(“Но у тебя есть нужное образование”, – возразил Дэвид. “Но у многих образование гораздо лучше и вдобавок рекомендации. Сам подумай: вот у тебя же есть племянники и племянницы? Разве твой брат или сестра наняли бы такого, как я? Или – скажи по правде – они доверили бы своих крошек только учителям, окончившим Национальную консерваторию, профессиональным музыкантам? Нет-нет, ничего страшного, не надо извиняться, это в порядке вещей. Бедный и безвестный молодой человек, не получивший степени даже в третьесортном заведении, не пользуется и никогда не будет пользоваться особым спросом”.)

Ему нравилось учить. Друзья Эдварда (он ничего о них не рассказывал) дразнили его из-за этой работы, скромной по любым меркам, но она ему нравилась, и ему нравились дети. “Они напоминают мне меня самого”, – сказал он, но не объяснил почему.
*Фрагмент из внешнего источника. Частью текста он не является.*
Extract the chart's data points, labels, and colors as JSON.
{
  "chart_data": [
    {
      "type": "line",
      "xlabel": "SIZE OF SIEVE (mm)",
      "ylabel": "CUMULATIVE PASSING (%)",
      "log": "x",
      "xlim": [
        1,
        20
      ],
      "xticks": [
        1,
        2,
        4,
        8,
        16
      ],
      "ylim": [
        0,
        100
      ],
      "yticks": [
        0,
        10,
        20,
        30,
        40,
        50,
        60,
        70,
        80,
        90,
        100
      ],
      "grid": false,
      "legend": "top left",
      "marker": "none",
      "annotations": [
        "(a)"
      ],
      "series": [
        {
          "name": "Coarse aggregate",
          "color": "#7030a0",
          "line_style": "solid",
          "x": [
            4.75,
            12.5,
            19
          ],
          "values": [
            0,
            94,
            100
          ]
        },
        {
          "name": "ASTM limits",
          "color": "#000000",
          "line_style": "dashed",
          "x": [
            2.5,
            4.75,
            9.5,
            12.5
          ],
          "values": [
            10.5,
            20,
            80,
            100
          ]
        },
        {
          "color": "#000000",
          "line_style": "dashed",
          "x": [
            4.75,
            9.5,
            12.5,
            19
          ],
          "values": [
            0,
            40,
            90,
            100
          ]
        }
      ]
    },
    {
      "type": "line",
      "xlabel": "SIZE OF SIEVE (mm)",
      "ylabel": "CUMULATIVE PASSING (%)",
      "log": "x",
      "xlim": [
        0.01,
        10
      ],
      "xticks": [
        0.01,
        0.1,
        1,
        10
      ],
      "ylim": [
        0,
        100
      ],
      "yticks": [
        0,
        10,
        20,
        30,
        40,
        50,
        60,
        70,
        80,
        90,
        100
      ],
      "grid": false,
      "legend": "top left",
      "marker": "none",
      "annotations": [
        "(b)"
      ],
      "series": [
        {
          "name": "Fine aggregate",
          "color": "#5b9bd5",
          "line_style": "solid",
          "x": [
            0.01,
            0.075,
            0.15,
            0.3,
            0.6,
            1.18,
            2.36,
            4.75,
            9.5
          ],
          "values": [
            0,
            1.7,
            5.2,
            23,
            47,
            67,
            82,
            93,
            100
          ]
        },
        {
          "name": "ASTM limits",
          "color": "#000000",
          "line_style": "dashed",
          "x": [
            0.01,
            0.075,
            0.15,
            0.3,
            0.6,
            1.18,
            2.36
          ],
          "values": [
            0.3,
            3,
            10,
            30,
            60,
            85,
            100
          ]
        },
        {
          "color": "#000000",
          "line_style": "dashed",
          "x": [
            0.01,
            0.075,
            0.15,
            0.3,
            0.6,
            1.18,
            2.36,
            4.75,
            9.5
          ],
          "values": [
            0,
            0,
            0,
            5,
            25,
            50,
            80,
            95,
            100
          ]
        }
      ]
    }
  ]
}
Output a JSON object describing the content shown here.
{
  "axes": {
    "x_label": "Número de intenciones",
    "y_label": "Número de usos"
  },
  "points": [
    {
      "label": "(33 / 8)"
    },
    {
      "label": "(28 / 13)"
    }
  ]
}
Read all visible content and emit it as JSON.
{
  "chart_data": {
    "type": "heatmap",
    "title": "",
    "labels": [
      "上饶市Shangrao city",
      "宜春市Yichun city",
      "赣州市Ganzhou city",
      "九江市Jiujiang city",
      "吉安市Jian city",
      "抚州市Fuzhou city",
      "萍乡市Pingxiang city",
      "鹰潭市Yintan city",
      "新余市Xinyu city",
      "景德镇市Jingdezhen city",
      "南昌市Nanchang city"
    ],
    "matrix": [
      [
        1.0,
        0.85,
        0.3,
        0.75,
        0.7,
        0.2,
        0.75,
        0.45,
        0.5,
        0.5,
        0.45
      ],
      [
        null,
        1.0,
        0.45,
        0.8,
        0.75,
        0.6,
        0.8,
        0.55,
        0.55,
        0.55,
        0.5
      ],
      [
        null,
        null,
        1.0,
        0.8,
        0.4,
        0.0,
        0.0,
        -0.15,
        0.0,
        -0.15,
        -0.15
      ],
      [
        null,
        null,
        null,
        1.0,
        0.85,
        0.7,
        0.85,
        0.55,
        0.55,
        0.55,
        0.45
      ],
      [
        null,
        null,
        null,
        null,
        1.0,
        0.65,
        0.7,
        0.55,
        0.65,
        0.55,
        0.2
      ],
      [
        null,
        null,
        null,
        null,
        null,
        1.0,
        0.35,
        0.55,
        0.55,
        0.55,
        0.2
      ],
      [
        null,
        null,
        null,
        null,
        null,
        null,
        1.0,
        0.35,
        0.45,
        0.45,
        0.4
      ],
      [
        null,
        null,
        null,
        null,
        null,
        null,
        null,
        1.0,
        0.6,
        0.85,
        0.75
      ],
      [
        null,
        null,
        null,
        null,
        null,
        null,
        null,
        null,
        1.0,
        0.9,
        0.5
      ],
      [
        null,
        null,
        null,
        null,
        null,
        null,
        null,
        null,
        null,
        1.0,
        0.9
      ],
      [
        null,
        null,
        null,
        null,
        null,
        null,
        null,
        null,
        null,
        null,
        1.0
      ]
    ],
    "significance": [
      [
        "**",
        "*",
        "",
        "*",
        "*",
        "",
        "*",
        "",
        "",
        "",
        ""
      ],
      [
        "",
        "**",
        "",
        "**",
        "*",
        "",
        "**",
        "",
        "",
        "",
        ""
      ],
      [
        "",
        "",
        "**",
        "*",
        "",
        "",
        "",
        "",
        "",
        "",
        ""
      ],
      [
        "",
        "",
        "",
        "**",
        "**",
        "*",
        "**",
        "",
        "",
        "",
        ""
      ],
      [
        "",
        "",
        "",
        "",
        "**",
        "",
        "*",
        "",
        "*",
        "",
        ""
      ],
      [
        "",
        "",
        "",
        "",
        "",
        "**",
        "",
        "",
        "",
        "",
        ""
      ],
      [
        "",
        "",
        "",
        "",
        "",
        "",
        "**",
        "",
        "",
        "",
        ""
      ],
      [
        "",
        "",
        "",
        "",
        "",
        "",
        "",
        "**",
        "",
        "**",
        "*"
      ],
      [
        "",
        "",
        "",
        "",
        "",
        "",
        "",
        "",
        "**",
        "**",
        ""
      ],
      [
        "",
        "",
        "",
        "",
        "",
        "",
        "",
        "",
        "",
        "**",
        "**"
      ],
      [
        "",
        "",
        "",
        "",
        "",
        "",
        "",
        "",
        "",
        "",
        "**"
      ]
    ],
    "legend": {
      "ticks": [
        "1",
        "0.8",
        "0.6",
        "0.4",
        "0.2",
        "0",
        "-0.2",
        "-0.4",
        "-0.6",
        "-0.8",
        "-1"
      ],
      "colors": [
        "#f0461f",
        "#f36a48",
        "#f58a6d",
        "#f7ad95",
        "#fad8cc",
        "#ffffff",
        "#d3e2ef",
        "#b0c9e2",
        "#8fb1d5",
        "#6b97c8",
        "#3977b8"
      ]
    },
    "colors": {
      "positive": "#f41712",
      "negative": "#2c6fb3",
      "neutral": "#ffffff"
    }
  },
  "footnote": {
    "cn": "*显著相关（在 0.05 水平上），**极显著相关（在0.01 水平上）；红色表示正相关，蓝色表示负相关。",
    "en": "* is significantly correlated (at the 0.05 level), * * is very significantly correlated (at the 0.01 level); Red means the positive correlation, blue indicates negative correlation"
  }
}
Он, как и Дэвид, понимал, что их питомцы никогда не смогут стать музыкантами, возможно, им будет даже недоступна роскошь посетить хоть один концерт, но он думал, что по крайней мере они получат удовольствие, проблеск радости в своей жизни, что-то, что они смогут унести с собой, источник наслаждения, который у них не отнять.

– Да, я думаю так же! – воскликнул Дэвид, взволнованный тем, что кто-то смотрит на образование этих детей так же, как он. – Они не будут сами музицировать – скорей всего, ни один из них, – но это даст им некоторую внутреннюю утонченность, правда? Разве это не ценно само по себе?

При этих словах что-то, какое-то облако, быстро прошло по лицу Эдварда, и на мгновение Дэвид решил, что чем-то его обидел. Но…

– Ты совершенно прав, – только и сказал его новый друг, и беседа повернула в другое русло.

Все это он записал, и еще все, что Эдвард рассказал ему о своих соседях; эти рассказы смешили и поражали его: пожилой холостяк, который никогда не выходил из своей комнаты и тем не менее клал свои ботинки в корзину, которую относили чистильщику, ждущему у дома; портовый грузчик, чей храп они слышали порой через тонкую стену; юноша в комнате над ними, который, как уверял Эдвард, давал уроки танцев пожилым дамам, приводя в доказательство стук каблуков по дереву, который они слышали над головой. Он понимал, что Эдвард считает его наивным, что ему нравится его изумлять, а иногда и шокировать. И он рад был идти у него на поводу: ведь Дэвид и впрямь был наивным. Ему нравилось изумляться. В присутствии Эдварда он чувствовал себя одновременно старше и младше и при этом ощущал странную легкость – как будто ему дали возможность заново пережить юность, узнать наконец ту беззаботность, которая свойственна молодости, но только теперь он был достаточно взрослым, чтобы по-настоящему это оценить. Эдвард стал называть его “мой невинный младенец”, и хотя это дружеское прозвище могло показаться слишком снисходительным – ведь оно было снисходительным, правда? – Дэвида оно не обижало. Эдвард ведь говорил не о невежестве, а о невинности, о чем-то маленьком, драгоценном, что нужно лелеять и защищать от мира за стенами пансиона.

Но то, что сказал ему Эдвард в их третью встречу, занимало теперь большую часть его времени и его мысли. В тот раз у них впервые была близость, Эдвард стоял и говорил (о своем друге, который учил математике детей из предположительно богатой семьи, о которой Дэвид ничего не слышал) и задергивал шторы, а потом как ни в чем не бывало подсел к Дэвиду на кровать, и – хотя, конечно, это не был его первый раз, как и каждый житель этого города, бедный или богатый, он иногда ехал в экипаже к восточной части Гансевоорт-стрит, в нескольких кварталах к северу от пансиона, где такие мужчины, как он, направлялись к южному ряду домов, а мужчины, которые хотели женщин, к северному, а хотевшие чего-то совсем другого шли к восточному концу улицы, где находились заведения, исполнявшие более прихотливые желания, включая единственный аккуратный домик, предназначавшийся только для клиентов женского пола, – это было невероятно, как будто он заново учился ходить, или есть, или дышать: физическое ощущение, которое до сих пор было для него чем-то одним, оказалось чем-то совсем другим.